City Council Approves Three Pedestrian Crossovers on Queen’s Park Crescent West

Photo Credit: City of Toronto – Proposal Plan

Traffic signals to be constructed by the end of 2020 

Isabel Armiento, Editor-in-Chief  

In an ongoing effort to improve pedestrian safety across the University of Toronto (U of T) campus, three new traffic signals and corresponding pedestrian crossovers will be constructed on Queen’s Park Crescent by the end of 2020, adding to the current six crossing sites. This will improve student and pedestrian safety at this popular jaywalking site which links St. Michael’s College and Victoria College to Queen’s Park, the gateway to the rest of the U of T campus. The University of Toronto Students’ Union (UTSU) has previously announced its support of the project.  

Emily Wong, Advisor of Constituency and Special Projects in Councillor Mike Layton’s office, told The Mike, “We’re hoping that the signals can be installed by the end of the year, though to my knowledge there is currently an installation backlog.” The Toronto City Council approved the proposed traffic signals in December 2019, and the cost of construction is estimated by the Toronto Transit Commission (TTC) at a potential $360,000. 

The speed limit of Queen’s Park Crescent West — the space between the northern and southern legs of Queen’s Park — is 50 km/hour. Nonetheless, researchers from CBC Toronto found that most cars on the road were exceeding this limit, some driving as fast as 76 km/hour. According to the TTC, Queen’s Park Crescent West is crossed by approximately 28,000 vehicles daily, making it a potentially dangerous area for pedestrians.  

The traffic lights, which have been approved, will be established in three places along the road: 66 metres north of the southern edge of Queen’s Park Crescent, 140 metres south of Hoskin Avenue crossing Queen’s Park Crescent, and crossing Queen’s Park Crescent’s northern edge. The lights are expected to be constructed come the end of 2020.  

A study by the TTC found these three points to have the highest pedestrian crossover volume on Queen’s Park Crescent West, in part because of the influx of pedestrians crossing from St. Michael’s College and Victoria College. Transportation Services recommended the implementation of these proposed pedestrian crossovers and traffic lights at these locations, both because of the surrounding U of T campus and because of the Ontario Legislative Building located on Queen’s Park — both of which have large volumes of pedestrian traffic.  

Councillor Mike Layton announced that plans for the traffic lights include a manual triggering system, in which the traffic light will not switch at regular intervals, but only when a pedestrian is waiting to cross. The proposed pedestrian crossovers would offer a way around Queen’s Park, rather than through it, which would work to improve student safety by providing this alternate route for students crossing Queen’s Park at night. This would be a relief to students, many of whom have expressed feeling unsafe in Queen’s Park at night or have reported episodes of threatened violence.  
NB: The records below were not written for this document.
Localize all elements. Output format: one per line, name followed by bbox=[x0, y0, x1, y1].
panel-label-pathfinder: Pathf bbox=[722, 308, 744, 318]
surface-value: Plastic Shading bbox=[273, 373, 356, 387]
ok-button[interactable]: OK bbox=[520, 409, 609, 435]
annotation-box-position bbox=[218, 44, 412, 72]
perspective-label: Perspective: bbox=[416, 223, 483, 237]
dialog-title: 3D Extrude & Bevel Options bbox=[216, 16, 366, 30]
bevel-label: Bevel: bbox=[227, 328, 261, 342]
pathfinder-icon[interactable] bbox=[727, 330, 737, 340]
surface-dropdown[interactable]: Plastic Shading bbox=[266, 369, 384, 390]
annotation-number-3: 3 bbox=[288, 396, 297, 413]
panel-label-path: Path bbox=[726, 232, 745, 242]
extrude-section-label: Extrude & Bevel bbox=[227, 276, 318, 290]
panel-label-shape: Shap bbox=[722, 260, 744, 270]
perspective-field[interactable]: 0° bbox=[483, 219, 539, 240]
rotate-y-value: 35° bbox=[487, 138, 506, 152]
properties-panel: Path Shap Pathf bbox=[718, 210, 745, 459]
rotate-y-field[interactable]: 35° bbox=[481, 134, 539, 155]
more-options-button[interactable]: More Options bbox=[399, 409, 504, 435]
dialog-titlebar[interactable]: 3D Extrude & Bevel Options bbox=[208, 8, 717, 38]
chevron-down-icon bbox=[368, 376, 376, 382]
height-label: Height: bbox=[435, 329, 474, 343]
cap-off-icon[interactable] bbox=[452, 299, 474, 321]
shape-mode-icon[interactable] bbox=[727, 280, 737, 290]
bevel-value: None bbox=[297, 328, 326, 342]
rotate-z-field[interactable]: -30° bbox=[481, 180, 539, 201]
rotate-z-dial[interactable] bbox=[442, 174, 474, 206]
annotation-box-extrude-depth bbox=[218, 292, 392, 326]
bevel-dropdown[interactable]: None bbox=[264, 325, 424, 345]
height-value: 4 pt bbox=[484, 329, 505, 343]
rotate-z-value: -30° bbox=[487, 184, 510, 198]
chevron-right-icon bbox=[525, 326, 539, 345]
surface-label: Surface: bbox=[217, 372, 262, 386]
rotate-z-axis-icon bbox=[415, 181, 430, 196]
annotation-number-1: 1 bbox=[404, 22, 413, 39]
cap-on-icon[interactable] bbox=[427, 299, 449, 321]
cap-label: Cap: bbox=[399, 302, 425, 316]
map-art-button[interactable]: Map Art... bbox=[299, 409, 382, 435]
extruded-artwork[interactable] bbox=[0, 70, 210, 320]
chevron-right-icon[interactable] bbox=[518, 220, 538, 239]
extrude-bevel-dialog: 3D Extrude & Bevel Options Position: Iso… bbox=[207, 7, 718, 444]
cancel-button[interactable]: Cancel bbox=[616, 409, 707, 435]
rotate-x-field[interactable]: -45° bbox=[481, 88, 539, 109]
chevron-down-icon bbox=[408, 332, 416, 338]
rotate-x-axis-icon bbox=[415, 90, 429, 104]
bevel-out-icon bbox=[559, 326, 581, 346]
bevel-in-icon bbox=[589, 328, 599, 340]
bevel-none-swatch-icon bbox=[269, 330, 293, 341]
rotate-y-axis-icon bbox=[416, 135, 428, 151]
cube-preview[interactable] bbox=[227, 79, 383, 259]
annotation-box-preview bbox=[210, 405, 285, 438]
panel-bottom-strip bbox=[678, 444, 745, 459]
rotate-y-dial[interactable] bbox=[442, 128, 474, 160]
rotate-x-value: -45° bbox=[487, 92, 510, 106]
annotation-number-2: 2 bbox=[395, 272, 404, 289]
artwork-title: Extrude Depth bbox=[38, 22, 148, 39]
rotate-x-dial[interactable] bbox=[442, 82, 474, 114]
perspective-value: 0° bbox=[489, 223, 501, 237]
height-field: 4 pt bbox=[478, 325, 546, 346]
This project aligns with the U of T St. George (UTSG) Campus Secondary Plan, which aims to emphasize pedestrian environments and student safety on campus. This includes other efforts to pedestrianize the U of T campus within the scope of the UTSG Campus Secondary Plan, as well as more specifically to pedestrianize the St. Mike’s campus. This change will not only improve student and pedestrian safety, it will also encourage more sustainable campus practices through supporting pedestrianization movements.  

The 95 Action Group, a local resident group supportive of the project, is also petitioning to pedestrianize St. Joseph Street. St. Joseph Street is home to St. Mike’s residences, St. Basil’s parish, the Kelly Library, and other classroom buildings. This is part of a greater movement to improve student safety and cultivate community growth and culture. Sign the petition here to turn the St. Mike’s community into a fully pedestrianized, motor vehicle-free, safe space.   

The Mike reached out to UTSU for comment.